26 January 2016

Porferio D. Matulac RIP, the father of a Columban priest

Porferio D. Matulac was the father of Fr Cireneo 'Dodong' Matulac, a Columban priest ordained a few days after Christmas 2002. Father Dodong started off under my care as a 16-year-old first-year college seminarian in Cebu City, studying at the University of San Carlos. Later in his formation Dodong spent two years on mission in Chile as a seminarian on what we call 'First Mission Assignment'. After his ordination he spent some years in China and is now involved in the formation of Columban seminarians in Quezon City but is currently doing a year's study in Chicago.

I remember being very touched when he told me how his family welcomed each New Year. Shortly after his ordination I asked him to write an article about that for MISYON, now MISYONonline.com, the Columban magazine I edit here in the Philippines. It was published in the January-February 2004 issue. The Matulac Family live in a remote part of southwestern Mindanao, in a small village that is part of the municipality of Payao, Zamboanga Sibugay. Father Dodong was able to spend nearly a month with his family over Christmas and the New Year before returning to Chicago.

The funeral of Porferio takes place in Payao on 30 January at 10am.

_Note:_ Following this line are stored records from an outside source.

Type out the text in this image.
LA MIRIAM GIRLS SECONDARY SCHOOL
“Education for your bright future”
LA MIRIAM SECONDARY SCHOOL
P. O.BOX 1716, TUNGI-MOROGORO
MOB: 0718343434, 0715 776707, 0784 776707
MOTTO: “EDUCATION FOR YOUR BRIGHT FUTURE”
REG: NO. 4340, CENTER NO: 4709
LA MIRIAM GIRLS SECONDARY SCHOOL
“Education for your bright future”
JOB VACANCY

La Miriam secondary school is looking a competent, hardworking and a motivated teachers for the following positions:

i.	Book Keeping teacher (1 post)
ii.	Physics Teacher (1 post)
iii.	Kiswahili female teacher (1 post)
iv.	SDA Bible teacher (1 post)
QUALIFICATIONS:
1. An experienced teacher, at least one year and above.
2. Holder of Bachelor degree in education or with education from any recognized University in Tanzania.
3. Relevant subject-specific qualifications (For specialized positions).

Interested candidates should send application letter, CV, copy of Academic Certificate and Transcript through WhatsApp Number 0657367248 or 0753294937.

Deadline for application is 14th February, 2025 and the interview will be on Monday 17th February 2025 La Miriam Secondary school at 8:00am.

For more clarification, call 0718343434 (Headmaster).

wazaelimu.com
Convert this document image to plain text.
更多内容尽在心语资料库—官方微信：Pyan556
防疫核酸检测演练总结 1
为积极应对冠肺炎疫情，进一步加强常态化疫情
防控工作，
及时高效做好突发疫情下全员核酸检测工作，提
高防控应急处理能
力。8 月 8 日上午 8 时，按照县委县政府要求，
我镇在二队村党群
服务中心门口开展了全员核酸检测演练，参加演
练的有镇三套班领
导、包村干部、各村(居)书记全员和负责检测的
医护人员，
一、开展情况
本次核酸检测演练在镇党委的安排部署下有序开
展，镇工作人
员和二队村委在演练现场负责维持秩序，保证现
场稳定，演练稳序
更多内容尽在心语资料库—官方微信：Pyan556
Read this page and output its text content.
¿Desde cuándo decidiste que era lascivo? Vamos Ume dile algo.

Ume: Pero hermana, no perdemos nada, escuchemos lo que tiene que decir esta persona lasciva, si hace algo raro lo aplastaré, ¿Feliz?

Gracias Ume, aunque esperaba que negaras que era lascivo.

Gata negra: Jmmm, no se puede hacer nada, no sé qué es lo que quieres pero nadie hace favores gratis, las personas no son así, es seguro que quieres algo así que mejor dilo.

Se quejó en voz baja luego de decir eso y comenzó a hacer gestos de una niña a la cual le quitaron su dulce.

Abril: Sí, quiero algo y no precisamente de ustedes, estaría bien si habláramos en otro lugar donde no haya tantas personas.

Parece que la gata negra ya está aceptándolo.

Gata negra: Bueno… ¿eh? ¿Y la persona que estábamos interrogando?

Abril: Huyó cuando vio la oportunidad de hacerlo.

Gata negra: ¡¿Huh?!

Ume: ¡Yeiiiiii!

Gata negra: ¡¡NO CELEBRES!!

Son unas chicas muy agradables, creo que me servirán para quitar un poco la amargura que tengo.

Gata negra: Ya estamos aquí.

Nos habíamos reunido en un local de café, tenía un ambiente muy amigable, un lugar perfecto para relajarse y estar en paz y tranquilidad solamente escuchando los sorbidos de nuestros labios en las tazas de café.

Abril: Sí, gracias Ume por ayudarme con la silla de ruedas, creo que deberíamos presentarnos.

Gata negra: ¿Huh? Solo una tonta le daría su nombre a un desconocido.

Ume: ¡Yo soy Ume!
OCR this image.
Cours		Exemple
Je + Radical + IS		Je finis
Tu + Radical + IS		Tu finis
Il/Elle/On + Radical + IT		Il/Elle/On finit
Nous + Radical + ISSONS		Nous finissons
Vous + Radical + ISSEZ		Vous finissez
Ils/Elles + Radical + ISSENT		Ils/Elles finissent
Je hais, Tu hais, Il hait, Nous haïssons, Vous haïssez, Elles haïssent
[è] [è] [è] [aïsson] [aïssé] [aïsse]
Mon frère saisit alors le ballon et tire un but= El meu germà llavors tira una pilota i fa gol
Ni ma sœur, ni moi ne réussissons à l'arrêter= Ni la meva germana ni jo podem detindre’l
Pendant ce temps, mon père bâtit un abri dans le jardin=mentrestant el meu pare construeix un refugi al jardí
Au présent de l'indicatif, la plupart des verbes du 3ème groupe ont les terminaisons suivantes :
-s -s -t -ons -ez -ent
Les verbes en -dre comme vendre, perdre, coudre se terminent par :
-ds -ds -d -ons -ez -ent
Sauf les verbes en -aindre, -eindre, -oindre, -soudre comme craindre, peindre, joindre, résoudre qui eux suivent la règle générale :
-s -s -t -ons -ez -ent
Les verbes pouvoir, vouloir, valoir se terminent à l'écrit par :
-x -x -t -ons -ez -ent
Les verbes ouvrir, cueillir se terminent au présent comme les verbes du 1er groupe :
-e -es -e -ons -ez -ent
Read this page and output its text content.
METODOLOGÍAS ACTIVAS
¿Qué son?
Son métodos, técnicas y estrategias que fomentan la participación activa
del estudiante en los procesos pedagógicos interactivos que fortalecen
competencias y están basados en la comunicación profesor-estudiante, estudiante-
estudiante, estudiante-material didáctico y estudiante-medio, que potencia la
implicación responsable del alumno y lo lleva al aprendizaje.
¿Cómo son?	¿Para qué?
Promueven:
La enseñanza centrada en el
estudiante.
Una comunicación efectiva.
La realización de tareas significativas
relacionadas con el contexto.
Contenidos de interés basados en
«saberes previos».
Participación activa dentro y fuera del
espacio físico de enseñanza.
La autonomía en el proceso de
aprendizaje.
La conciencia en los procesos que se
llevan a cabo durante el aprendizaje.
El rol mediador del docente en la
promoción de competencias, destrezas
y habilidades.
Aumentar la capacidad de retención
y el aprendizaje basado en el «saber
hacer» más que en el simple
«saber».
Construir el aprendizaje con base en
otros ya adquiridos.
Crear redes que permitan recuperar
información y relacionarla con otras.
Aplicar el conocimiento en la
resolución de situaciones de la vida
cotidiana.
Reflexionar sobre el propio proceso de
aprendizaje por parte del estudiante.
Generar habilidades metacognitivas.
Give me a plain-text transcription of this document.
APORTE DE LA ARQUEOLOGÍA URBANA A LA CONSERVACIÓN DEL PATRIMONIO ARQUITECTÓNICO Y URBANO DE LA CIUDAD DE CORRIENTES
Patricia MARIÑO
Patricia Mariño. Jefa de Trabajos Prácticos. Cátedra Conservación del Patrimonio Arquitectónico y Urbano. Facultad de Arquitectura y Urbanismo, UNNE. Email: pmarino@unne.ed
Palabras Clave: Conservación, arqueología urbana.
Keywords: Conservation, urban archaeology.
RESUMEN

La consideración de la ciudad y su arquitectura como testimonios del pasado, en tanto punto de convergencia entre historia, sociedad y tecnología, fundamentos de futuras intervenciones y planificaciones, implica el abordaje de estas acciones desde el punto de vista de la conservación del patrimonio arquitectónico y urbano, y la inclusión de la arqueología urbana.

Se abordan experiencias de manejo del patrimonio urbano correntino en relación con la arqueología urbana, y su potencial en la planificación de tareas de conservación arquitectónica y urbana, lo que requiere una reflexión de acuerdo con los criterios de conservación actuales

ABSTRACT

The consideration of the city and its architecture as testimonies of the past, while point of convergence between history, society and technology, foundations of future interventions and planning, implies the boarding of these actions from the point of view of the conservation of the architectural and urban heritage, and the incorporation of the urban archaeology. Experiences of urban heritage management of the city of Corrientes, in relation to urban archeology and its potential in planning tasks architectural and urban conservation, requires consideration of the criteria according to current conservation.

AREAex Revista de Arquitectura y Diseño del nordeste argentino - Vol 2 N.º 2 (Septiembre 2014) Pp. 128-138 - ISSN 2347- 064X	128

How My Family Welcomes The New Year

by Fr Cireneo Matulac

Father Dodong with his parents 'Poping' and 'Vering' on his ordination day

There’s growing excitement in our family as we prepare for the New Year’s celebration. My brother has just left for the población to buy ice cream, the only time we have it, a real New Year’s treat. I feel that this New Year’s celebration will be different. My mother has insisted on baking rice cakes which she hadn’t done for years. My two sisters are preparing their favorite dish and my other brother is preparing his usual pork and chicken barbecue. My family has certainly become a lot bigger. I now have seventeen nephews and nieces, the oldest in his early twenties, and all of them are extremely excited. I’ve heard the younger ones say, ‘Uncle will celebrate Mass for the New Year in Lola’s house.’ ['Lola' is 'Grandma'].
Our time of the year
Celebrating the New Year has always been a happy occasion for my family. We welcome it in a festive manner even in dire times. My father makes sure that everyone is present and leads us in our family para-liturgical celebration, like a family Gagmayng Simbahanong Katilingban, (GSK), or basic ecclesial community. We start at 11pm and finish a few minutes before midnight when we wish each other ‘Happy New Year.’
My father selects a gospel reading and then expounds on it with the passionate homily he has prepared weeks before. His sermon usually revolves around how our family has gone through hardships and difficulties but has always been able to move forward. He attributes this not to any of his strengths and gifts but to prayer that God always answers. He reminds us that every evening my mother leads us in the rosary. I remember that as a child I always fell asleep before we finished. My father speaks of the generosity of God who continues to bless us all the days of our lives. When he comes to this point, my mother seconds him with her sobs and tears. She isn’t particularly sad. Her tears express a joy for which there are no words.
Father Dodong on a recent 'field-trip' in the USA

What binds my family
After our liturgy, we have the family dinner. This is the time when we make wishes for the coming year. When I was a young boy I asked God to make me a little taller. God answered my other prayers but not this one. This New Year, however, I can’t wish for anything more except for our family to be always together.
I know that this New Year will be different. I am the youngest child and I was ordained to the priesthood only a a few days ago. My mother told her grandchildren that this time we would have Mass instead of my father leading the family liturgy. Secretly, to his great delight, I asked my father to prepare the homily. Deep in my heart I know that this is a tradition that sustains us as a Christian family and that my vocation sprang mainly from my parents’ faith articulated by my father in his New Year’s sermon and made a lot more profound by my mother’s sobs and tears. I’m sure that it is going to be a different celebration this year, as my mother has told her grandchildren. But then it’s always different because each time we welcome the New Year we’re growing deeper in our faith in God. This yearly ritual has always been a wellspring of my family’s faith and my vocation to the priesthood.
Every New Year is indeed different and yet a continuation of what we’ve always been doing.